I've written several blog posts about the need for consent policy and technology.
For 2011, the Meaningful Use Stage 1 data exchanges are a "push" of data from provider to public health, quality registries, and other providers. Consent is obtained by the provider when the patient is present during an episode of care. The consent process will be driven by Federal/State policy and workflow rather than technology.
For 2013, the data exchanges are likely to be "pull" based on patient controlled consent for release of information from institutions. The consent process will be a marriage of policy and technology.
On August 19, the Privacy and Security Tiger Team released its recommendations for the consent policy to support Stage 1 data exchanges.
Here's a powerpoint summary.
Key points include:
When the decision to disclose or exchange the patient’s identifiable health information from the provider’s record is not in the control of the provider or that provider’s organized health care arrangement (“OHCA”), patients should be able to exercise meaningful consent to their participation.
where meaningful consent is defined by
Advanced knowledge/time
Not compelled, or used for discriminatory purposes
Full transparency and education.
Commensurate with Circumstances
Consistent with Patient Expectations
Revocable
Although granular consent is a desirable future goal (i.e. line item redaction of medications depending on the recipient of the data), technology has not yet evolved to the point where this is widely implementable. It is important that ONC find evidence (such as through pilots) for successful models and not rely on theoretical possibilities. In the interim, patient education is paramount. Realistic expectations about privacy need to be established.
State Health Information Exchanges are busy defining their own policies and technologies to support Meaningful Use Stage 1 Data Exchanges:
Core Set
1. Provide patients an electronic copy of their ambulatory, ED or inpatient summary of care record record
2. Transmit prescriptions
3. Capability to exchange key clinical information among care providers and patient authorized entities
4. Report clinical quality measures
Menu Set (must include at least one public health reporting transaction)
5. Incorporate clinical lab tests results into EHRs as structured data
6. Provide summary of care record for patients referred or transition to another provider or setting
7. Capability to submit data to immunization registries, provide syndromic surveillance and lab data to public health agencies
The guidance from Privacy and Security Tiger Team provides a valuable framework to inform state activities. In Massachusetts, we have Chapter 305, which requires opt-in consent for data sharing.
By adopting a national policy that ensures providers educate their patients about Meaningful Use data exchanges and obtain consent before sharing information with outside organizations, we will ensure that patient privacy is protected.
6 comments:
"By adopting a national policy that ensures providers educate their patients about Meaningful Use data exchanges and obtain consent before sharing information with outside organizations, we will ensure that patient privacy is protected."

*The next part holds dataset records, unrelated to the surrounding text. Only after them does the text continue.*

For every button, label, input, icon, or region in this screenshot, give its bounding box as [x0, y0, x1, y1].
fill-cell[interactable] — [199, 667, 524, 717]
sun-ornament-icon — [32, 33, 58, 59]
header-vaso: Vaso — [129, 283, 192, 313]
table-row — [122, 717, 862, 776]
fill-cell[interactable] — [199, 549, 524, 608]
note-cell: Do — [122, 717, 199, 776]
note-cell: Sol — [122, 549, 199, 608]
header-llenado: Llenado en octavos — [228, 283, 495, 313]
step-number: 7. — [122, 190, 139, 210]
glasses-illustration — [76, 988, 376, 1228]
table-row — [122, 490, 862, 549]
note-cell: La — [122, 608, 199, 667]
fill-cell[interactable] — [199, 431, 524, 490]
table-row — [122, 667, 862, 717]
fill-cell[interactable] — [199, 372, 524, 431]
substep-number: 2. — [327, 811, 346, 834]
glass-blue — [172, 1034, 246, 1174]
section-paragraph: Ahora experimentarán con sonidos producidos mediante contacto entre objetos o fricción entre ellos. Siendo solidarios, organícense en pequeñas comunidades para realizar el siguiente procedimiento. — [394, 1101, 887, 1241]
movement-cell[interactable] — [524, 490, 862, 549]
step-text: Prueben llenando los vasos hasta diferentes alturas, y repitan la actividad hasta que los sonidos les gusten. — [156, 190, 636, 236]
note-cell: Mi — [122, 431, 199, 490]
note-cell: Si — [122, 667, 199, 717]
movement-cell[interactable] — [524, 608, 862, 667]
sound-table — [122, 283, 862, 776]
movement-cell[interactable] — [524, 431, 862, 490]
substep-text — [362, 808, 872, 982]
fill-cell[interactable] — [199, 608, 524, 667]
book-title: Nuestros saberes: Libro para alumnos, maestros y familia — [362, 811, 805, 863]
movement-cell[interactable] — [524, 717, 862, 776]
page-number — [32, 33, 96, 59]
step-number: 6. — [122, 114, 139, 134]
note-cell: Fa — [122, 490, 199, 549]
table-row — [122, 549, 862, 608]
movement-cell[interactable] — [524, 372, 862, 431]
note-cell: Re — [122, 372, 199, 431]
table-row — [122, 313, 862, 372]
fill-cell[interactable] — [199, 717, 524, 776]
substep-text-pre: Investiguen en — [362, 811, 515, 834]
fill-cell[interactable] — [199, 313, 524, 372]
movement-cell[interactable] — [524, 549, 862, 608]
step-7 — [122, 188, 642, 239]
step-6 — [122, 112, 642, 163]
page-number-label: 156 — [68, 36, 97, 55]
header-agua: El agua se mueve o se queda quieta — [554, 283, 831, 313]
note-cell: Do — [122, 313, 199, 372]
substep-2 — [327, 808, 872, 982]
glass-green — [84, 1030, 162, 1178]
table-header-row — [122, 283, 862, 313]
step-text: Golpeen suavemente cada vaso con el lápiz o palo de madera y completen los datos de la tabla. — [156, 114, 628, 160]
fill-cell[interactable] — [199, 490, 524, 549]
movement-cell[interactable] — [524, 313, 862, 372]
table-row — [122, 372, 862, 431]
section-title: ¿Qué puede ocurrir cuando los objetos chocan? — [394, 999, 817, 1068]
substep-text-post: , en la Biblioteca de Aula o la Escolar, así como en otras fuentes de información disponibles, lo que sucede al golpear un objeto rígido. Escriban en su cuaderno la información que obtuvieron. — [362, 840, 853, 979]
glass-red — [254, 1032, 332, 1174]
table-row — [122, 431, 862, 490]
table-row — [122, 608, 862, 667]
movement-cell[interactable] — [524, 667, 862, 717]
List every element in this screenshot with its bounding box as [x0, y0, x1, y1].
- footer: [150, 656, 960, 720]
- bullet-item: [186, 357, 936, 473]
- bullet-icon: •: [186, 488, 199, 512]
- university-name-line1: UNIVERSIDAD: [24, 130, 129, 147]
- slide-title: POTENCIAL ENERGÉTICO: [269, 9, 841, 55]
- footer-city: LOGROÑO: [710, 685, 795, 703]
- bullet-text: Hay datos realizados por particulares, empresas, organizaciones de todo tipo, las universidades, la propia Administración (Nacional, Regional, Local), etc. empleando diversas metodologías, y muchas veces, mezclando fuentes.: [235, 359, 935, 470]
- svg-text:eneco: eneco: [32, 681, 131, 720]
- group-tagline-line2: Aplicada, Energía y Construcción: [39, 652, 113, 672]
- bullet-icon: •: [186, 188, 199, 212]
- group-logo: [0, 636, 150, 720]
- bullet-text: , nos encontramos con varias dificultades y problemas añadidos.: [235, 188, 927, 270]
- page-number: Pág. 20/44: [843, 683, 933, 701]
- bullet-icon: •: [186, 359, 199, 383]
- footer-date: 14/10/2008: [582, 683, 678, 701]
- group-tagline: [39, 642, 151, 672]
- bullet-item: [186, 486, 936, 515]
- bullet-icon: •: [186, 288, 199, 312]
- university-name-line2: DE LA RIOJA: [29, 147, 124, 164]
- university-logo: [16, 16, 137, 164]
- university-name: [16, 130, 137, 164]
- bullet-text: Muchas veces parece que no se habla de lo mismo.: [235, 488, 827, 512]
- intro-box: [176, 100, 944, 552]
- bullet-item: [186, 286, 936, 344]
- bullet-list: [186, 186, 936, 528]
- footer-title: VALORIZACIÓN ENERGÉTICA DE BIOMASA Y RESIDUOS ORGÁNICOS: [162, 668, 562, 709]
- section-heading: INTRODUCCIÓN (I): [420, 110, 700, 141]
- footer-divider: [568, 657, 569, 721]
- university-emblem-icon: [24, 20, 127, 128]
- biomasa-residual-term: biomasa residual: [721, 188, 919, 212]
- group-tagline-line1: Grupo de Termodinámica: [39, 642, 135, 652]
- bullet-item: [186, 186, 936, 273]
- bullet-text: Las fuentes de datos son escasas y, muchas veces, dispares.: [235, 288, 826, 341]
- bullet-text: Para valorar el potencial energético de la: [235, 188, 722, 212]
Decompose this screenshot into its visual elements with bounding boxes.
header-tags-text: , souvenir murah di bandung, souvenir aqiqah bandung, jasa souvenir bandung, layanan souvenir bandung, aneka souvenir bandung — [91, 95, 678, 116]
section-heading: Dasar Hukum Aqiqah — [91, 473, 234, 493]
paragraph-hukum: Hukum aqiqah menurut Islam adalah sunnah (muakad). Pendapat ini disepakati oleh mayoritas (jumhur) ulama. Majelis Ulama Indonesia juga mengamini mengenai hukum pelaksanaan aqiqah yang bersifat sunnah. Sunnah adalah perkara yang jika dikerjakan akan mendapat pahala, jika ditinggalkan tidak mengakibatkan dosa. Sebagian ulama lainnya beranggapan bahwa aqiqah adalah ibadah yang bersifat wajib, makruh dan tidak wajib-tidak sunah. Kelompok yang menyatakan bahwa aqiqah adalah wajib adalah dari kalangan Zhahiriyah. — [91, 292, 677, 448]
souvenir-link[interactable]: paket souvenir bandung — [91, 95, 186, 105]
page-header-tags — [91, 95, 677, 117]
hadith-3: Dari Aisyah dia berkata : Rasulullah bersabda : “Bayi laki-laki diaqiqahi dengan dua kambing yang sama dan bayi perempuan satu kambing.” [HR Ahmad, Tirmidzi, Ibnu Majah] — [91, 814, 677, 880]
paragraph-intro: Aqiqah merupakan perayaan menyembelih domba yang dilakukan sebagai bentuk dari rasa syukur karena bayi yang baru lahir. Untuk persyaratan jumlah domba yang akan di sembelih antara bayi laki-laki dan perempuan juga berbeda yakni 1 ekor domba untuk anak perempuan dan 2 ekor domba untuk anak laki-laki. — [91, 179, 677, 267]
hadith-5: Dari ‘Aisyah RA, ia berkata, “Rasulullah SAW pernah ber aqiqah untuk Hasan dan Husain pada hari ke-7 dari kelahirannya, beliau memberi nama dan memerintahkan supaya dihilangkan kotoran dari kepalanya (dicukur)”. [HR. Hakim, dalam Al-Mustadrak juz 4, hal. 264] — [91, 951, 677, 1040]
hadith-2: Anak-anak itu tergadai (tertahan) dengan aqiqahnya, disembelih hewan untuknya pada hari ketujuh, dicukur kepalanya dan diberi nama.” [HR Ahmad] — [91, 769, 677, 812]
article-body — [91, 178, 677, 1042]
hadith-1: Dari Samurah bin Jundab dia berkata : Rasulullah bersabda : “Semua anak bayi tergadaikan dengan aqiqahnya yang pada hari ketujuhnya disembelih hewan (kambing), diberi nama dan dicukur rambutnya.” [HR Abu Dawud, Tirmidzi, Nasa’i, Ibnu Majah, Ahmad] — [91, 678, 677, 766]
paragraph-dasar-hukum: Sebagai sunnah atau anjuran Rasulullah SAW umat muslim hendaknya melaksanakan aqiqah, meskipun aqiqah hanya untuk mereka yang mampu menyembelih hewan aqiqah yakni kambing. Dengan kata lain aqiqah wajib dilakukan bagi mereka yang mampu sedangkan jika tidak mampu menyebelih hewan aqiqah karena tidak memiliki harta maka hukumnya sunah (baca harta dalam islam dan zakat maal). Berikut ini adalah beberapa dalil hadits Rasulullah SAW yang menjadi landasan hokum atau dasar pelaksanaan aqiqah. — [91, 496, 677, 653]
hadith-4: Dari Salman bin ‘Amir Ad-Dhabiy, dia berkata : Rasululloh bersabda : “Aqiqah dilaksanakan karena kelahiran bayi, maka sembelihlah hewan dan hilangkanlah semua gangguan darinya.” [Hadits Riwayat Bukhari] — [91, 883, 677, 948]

This seems unrealistic. How are doctors supposed to develop and maintain a level of understanding of all of the nuances and possible consequences of all of the consent choices a patient might face? And where will the time come from for this hypothetical conversation between the doctor and every patient?
Here's an example of the consent educational materials we've used in our communities.
Pull by 2013... I know it's a goal, but it doesn't seem likely to me.
I'm curious to know what you think the chances are of widespread pull exchanges being a reality by 2013? More than 50% chance? Less than 50%?
You mentioned on the HIMSS conference call that the NIST Public Health Surveillance Test was wrong. That they would not be using the Case Notification Message Mapping guide from the CDC. I have "scowered" the internet for some type of clarification here, however I can't find anything on the NIST or ONC sites. Did I miss hear you or is this to be announced later by NIST and ONC? Any clarification would be greatly appreciated
Doug Fridsma will provide the details at the August 30 HIT Standards Committee meeting/call.
John, can you provide any insights as to how the State of Massachusetts was able to achieved a state level authorization for the consent / exchange of Health Information. What was the process used and can you share any details on the consent authorization workflow?